Quote:
Originally Posted by Nurse Betty
I've been in a two year relationship with a more sexually experienced man. He definately has more kinks than I am used to, and I have tried several things to keep up. We're talking bondage, riding crops, ropes, blindfolds dominatrix shit. I want to fulfill his needs and I've tried to get him to open up and tell me what his fantasies are, but I think he's holding back. Do I just beat it out of him during play, and 'accidently' forget the safe word? (I'm joking of course) But that's not my only beef about the senario. I feel like I am doing all of the work to keep our sex life alive and kicking. For once I would like to be the one that he does something special for.

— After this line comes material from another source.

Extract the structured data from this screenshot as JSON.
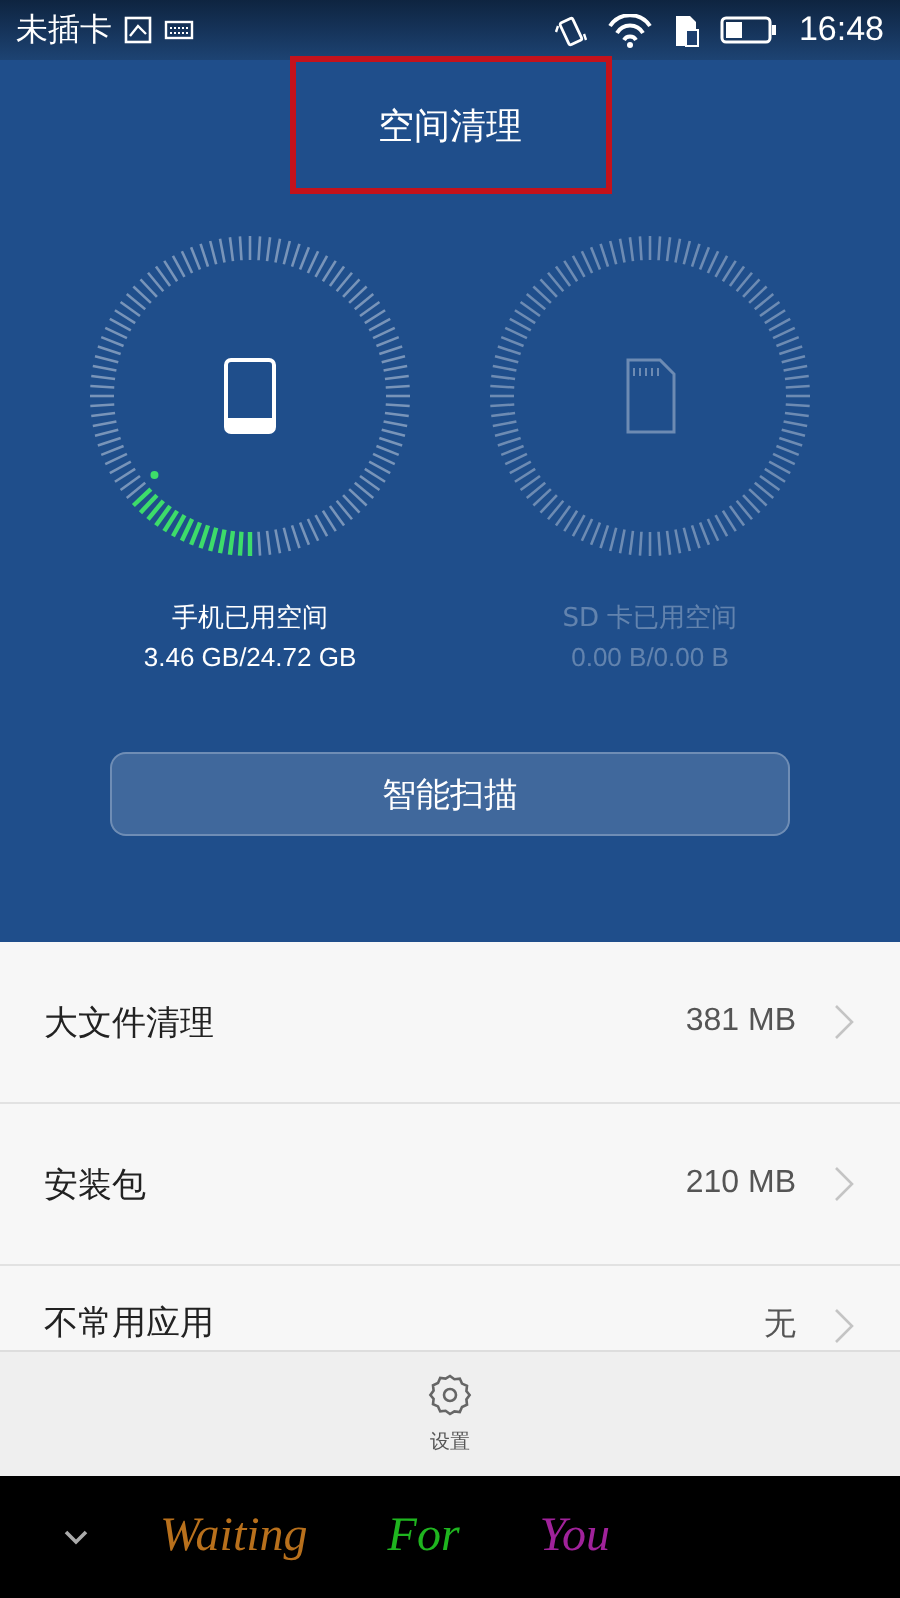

Passion is dependent on novelty and discovery. When we have routine sex, it really kills the passion for me. I want to get him to want me so intensly that he is overcome with desire. How do I get the same effort from him? Maybe I've been spoiling him by always taking the initiative. I just don't know anymore..... Any suggestions?
|
Well, on the surface of it, it sounds like you have a basic incompatibility. If his kink is indeed to be always submissive and never initiate, yet you want someone who will initiate sometimes and perhaps dominate, then you have a core difference in sexual tastes and aims. In my experience, core differences like these are hard to overcome. If you can't arrive at a mutually agreeable solution, then you have to face the inevitable breakup or learn to be satisified with less than what you desire. And so will he.